'Like the last days of the Roman Empire': What it was like to party at the Kitchen, Hulme's notorious after-hours acid house club
If you liked to stay out late in 1980s Manchester, you didn't have that many options.
Under the watchful eye of 'God's Cop' - police chief James Anderton - the city's nightclubs were operating under a strict 2am curfew.
But a couple of miles to the south of the city centre, among the vast, lawless, concrete blocks of Hulme Crescents, an infamous after-hours club was following its own rules.
Taking its lead from underground 'Blues' parties thrown by Manchester's West Indian community, the Kitchen was a ramshackle squat-cum-club where anything went.
READ MORE: Ravers, crusties, all night parties: What it was like to live in a squat in Hulme Crescents
To get there you followed the graffiti up five flights of stairs to the top floor of Charles Barry Crescent where two four-bed flats had been knocked together into one dark and dingy space.

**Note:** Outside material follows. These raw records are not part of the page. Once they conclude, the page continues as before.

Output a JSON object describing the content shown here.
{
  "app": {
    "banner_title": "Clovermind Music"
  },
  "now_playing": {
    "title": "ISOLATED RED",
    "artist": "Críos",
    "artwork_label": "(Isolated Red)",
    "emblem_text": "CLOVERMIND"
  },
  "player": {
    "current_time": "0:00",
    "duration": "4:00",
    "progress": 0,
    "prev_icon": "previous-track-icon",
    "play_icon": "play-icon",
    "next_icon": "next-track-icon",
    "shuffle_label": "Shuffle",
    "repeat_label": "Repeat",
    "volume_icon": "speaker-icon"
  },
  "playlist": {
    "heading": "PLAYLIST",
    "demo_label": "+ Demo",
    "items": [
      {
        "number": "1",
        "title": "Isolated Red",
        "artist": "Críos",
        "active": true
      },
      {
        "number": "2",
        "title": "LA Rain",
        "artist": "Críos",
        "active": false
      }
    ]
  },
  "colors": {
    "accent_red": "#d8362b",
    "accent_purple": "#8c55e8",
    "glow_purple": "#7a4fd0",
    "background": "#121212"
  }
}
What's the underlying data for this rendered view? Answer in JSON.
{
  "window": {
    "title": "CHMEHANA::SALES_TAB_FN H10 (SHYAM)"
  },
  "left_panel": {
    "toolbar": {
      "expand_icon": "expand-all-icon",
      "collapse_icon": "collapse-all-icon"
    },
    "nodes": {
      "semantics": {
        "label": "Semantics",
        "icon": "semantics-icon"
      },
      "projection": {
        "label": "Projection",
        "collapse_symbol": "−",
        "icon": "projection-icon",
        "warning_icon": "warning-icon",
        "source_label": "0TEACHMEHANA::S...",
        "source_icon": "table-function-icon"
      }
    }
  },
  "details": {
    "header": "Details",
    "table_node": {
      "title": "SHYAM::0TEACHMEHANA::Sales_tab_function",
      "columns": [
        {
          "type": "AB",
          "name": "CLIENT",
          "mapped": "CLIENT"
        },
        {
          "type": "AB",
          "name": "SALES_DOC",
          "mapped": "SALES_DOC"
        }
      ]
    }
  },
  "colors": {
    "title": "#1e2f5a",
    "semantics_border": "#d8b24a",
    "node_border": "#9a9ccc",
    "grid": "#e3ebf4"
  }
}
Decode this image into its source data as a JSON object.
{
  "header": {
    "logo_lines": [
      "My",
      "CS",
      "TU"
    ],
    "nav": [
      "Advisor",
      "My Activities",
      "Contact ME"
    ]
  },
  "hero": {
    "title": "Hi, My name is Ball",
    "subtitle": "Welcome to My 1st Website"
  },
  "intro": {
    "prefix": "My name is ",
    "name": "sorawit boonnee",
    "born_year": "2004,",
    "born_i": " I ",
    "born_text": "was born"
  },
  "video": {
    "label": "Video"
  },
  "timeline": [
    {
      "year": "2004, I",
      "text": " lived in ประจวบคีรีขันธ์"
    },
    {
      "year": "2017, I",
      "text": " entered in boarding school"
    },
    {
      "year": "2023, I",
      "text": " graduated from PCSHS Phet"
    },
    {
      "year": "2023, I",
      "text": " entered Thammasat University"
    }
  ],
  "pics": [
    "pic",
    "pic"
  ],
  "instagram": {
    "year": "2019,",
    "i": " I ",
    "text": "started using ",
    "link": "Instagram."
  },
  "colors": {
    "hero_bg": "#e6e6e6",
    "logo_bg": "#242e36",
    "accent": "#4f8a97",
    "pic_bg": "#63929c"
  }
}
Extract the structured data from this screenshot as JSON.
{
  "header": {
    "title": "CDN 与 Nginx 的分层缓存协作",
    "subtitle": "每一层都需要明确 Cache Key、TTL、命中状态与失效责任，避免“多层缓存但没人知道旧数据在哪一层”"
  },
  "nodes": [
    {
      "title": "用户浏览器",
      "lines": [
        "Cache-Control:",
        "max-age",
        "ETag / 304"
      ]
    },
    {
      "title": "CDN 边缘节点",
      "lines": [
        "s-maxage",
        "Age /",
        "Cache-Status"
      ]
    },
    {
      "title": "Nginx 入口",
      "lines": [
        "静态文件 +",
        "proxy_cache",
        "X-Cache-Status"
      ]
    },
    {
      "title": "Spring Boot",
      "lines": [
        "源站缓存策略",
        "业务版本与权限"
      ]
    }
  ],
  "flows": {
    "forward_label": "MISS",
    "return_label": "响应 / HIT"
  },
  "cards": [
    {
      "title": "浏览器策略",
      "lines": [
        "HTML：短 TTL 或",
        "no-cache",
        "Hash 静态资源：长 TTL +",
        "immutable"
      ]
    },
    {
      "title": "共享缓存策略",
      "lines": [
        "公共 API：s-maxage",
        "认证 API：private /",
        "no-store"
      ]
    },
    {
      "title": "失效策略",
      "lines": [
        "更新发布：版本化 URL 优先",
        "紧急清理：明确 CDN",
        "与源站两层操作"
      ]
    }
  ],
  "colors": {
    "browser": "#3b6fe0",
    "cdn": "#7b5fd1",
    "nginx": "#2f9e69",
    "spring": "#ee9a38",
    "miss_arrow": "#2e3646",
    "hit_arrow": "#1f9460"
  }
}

Inside, safe from the prying eyes of Greater Manchester Police, ravers, crusties, students, punks, gangsters, artists, musicians and anyone else who didn't feel like going to bed, came together for hedonistic parties that often lasted all weekend.
The Jam MCs, Chris Jam and Tomlyn, were the closest thing to the Kitchen had to resident DJs.
The pair began putting on nights there in late 1986, a few months after Chris, then working as a carrier bag salesman, moved to Manchester from London.
Chris said: "I was at the Garage when someone told me about the Kitchen.
"I walked into one of the bullrings at the Crescents and it was like a scene from Mad Max.
"There were travellers' vans on the grass with smoke coming out of them, stray dogs walking around.
"I thought 'what is this place?'
"They took us up to this flat, it was about 3am, and there were all these strange people there.